Nanotechnology

Micro-Electronics Will Eventually be Superseded by Biological Scale Devices

 

Why Our Brave New Future is Getting Smaller and Smaller
by Nathan Cochrane

Source: Information Technology
http://www.it.fairfax.com.au/hardware/20001128/A36081-2000Nov24.html

November 24, 2000

CULPRITS we cannot see will have a big impact on our world of the near future. In the next 10 to 15 years, "the wall" of micro-electronics will be superseded by devices on the biological scale.

A computer that processes trillions of times faster than every computer ever made combined. Butterfly wings used for color displays. Semiconductors that make themselves on your desktop. Nanoscopic powders that soak up oil spills. Artificial muscles that control machinery. Paint that displays moving images. Reprintable paper.

Nanotechnology.

Australian researchers are working in broadly allied disciplines to pole vault over American, Japanese and European competitors. But as always, a lack of funding from private and public purses could stymie Australia's biggest potential industry.

In the United States, President Bill Clinton devoted $500 million to primary research into nanotechnology - much of which will be spent to mimic Australia's CSIRO multi-disciplinary approach, says researcher Dr Vijoleta Braach-Maksvytis.

A co-inventor of the biosensor, a device for finding things in a biological environment, Braach-Maksvytis sees universes of possibilities in a petrie dish. She advocates the establishment of a nanotechnology network to bring together Australian researchers and developments.

Braach-Maksvytis says we should leave it to nature to do the prototyping for us - after all, it has several billion years already invested.

Just as man learned to fly by watching birds, so we can develop faster, cheaper and cleaner processes by imitating biology.

"Our current research cannot deliver on all those demands," Braach-Maksvytis says.

"We're hitting the wall and there's no idea how to get around it.

"Nature's worked out a lot of the problems we're grappling with."

Braach-Maksvytis says the top-down approach of assembling devices from big building blocks will be supplanted by self-assembly at the atomic scale.

"Nature works from the bottom-up - take a handful of ingredients, fats and DNA, add a pinch of salt and water you have us, trees and scallops," she says.

"Looking at nature for the fabrication method can do away with a lot of the problems we face." Braach-Maksvytis envisages a world where semiconductors assemble themselves on a desktop, where ultra-high resolution color displays are modelled on butterfly feathers, and carbon dioxide is eaten by artificial photosynthetic devices. A world where deep space research would take a quantum leap forward with self-assembling antennas used in satellite dishes, and DNA could be used as wire - "those molecules can form a gorgeous variety of structures ... for computing".

Quantum computing researcher Dr Michelle Simmons says we are only a few years from developing a computer that processes faster than every computer in existence.
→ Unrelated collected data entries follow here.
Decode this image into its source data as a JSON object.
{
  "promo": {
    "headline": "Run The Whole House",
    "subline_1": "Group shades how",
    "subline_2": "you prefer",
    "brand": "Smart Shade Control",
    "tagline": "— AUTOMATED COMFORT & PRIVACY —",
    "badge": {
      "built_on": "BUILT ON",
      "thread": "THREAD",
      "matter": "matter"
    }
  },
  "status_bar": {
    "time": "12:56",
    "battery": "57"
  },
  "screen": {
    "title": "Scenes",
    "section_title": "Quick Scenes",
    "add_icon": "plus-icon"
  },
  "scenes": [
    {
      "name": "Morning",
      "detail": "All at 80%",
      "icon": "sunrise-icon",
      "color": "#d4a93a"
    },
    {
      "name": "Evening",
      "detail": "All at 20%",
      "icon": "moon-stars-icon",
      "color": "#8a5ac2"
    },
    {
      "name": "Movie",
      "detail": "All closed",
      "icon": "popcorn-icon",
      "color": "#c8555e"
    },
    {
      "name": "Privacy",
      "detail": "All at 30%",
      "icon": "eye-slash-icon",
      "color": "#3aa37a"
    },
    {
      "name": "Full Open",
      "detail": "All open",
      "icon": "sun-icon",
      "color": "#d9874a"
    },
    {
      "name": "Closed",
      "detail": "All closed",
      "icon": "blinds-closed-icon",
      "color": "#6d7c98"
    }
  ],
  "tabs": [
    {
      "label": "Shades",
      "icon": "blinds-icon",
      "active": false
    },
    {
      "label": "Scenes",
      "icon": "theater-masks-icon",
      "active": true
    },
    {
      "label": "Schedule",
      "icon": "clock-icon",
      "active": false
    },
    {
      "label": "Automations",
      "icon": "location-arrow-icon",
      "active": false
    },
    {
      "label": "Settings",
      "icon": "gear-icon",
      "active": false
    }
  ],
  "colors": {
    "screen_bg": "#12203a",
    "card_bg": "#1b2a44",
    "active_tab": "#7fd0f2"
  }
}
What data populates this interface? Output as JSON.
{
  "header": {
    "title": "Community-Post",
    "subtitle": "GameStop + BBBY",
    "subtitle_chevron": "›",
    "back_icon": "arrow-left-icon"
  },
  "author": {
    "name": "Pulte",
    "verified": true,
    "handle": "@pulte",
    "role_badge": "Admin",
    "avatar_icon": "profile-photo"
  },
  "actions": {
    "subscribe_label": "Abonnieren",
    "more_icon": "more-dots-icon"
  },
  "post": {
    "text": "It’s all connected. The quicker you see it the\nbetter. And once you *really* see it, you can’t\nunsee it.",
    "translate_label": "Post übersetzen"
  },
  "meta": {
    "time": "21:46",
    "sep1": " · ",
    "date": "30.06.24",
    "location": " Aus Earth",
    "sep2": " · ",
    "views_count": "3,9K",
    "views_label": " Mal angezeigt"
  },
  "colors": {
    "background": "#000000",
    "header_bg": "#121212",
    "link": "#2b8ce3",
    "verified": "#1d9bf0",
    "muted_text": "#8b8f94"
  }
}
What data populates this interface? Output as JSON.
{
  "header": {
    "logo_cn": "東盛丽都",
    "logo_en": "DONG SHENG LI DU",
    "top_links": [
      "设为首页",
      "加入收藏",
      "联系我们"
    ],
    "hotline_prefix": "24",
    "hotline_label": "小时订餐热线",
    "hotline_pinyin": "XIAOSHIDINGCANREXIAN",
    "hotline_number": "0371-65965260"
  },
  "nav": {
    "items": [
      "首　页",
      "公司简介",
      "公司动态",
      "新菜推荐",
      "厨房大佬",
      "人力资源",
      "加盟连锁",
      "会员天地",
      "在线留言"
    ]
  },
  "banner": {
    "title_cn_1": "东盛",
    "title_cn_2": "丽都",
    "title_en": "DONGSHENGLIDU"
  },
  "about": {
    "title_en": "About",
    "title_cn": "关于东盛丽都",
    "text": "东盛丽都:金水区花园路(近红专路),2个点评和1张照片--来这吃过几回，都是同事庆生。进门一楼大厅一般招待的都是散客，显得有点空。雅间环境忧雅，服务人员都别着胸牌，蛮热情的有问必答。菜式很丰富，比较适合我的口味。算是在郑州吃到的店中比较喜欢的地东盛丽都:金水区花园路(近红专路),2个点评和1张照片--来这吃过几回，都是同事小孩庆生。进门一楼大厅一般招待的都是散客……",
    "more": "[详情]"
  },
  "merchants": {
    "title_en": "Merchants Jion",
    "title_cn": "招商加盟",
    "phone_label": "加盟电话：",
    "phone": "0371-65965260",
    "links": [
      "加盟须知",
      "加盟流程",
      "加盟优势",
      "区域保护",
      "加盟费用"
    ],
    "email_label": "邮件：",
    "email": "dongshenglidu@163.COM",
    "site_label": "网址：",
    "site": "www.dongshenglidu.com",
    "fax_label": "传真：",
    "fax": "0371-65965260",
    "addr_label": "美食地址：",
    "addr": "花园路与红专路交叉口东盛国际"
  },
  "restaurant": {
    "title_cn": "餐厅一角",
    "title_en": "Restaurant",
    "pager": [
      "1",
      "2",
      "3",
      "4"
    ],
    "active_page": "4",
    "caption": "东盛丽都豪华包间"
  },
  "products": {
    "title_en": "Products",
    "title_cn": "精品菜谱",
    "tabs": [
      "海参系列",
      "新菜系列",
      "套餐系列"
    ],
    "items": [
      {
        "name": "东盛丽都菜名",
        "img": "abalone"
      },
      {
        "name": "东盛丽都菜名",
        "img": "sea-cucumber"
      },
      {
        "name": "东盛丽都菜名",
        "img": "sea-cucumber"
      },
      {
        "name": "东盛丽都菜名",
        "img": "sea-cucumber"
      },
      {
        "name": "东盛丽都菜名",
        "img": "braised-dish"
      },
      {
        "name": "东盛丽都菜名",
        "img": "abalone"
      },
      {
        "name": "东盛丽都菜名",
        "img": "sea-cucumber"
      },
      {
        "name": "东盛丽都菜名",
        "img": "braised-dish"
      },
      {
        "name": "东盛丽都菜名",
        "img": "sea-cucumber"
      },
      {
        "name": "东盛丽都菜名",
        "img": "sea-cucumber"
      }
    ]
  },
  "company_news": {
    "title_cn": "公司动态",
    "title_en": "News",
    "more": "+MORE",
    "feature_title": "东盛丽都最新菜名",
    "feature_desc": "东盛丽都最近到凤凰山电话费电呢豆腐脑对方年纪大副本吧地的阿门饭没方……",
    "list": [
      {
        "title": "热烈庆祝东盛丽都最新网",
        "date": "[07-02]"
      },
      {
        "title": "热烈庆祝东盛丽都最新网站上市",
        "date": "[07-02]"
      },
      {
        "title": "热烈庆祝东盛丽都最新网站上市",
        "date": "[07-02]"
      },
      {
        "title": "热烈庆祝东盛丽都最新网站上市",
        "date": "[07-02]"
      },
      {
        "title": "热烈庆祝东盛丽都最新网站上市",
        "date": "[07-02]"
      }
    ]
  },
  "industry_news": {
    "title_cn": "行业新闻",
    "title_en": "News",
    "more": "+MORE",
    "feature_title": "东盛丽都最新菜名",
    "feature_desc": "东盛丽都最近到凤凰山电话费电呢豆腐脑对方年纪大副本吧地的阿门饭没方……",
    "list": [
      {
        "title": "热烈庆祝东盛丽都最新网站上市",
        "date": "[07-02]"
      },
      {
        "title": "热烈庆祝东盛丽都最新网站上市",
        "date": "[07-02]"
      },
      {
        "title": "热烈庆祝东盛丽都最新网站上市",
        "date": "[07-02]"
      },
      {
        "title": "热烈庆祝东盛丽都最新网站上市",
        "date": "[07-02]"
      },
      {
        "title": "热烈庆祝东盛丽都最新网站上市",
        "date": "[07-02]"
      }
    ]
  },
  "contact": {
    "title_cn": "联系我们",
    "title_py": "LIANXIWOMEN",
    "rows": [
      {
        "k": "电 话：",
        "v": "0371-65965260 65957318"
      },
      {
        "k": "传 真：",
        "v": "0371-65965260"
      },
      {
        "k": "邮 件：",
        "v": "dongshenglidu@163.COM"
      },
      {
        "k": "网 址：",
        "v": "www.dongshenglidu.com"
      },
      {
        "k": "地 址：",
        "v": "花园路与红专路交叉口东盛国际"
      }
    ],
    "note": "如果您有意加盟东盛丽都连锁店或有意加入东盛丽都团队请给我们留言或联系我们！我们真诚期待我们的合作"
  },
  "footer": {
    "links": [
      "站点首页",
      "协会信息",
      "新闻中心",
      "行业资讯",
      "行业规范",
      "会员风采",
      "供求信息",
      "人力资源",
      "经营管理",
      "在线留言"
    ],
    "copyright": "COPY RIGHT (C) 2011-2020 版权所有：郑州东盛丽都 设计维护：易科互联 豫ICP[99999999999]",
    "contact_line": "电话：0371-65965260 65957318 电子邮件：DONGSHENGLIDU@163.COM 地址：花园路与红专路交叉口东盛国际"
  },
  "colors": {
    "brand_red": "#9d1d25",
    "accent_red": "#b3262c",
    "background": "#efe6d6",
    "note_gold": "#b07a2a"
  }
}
It could compute problems that would take today's computers longer than the lifespan of the planet.

Today's computers, based on 50-year-old architecture, consist of lots of switches that are either on or off. Quantum computers have an uncanny ability to be in many states at once - on, off, and kind of on - so they compute very much faster.

Simmons, the Queen Elizabeth II Research Fellow at the University of New South Wales, says programming quantum computers will require a similar radical shift in thinking. Software toolkits may lag behind hardware.

She says current micro-scale technology has about 20 years before it comes to a screeching halt.

Quantum computers have applications in computing weather patterns and genetic engineering. But the change will be as profound as the introduction of the silicon chip, Simmons says.

"In a classical computer, power grows linearly. In the quantum world ... every time you add a Q(uantum)-Bit you're doubling power," she says.

Simmons' group will spend the next five years developing a two Q-Bit computer that can be scaled indefinitely to bigger systems.

She says a 30 Q-Bit computer - more powerful than today's most powerful supercomputer - could be developed within the next 20 years. Scientists are even talking about a million Q-Bit computer, she says.

Casting a weather eye over the warm glow of optimism is associate professor John Weckert, from Charles Sturt University. The applied ethics researcher says "we're crazy if we don't draw on the last 2000 years of philosophy" as a guide.

Weckert sees privacy problems becoming "more prolific" as data mining becomes accelerated through the use of quantum computers. Monitoring and surveillance of citizens through sensors embedded subcutaneously and tracked by satellite is a real possibility. Advances in prosthetics may mean we become more machine and less human, he says.

"There's the potential for these particular issues becoming more severe as computers become smarter and smarter and faster and faster," Weckert says.

"If we have all sorts of other devices implanted in us we may not know what is human."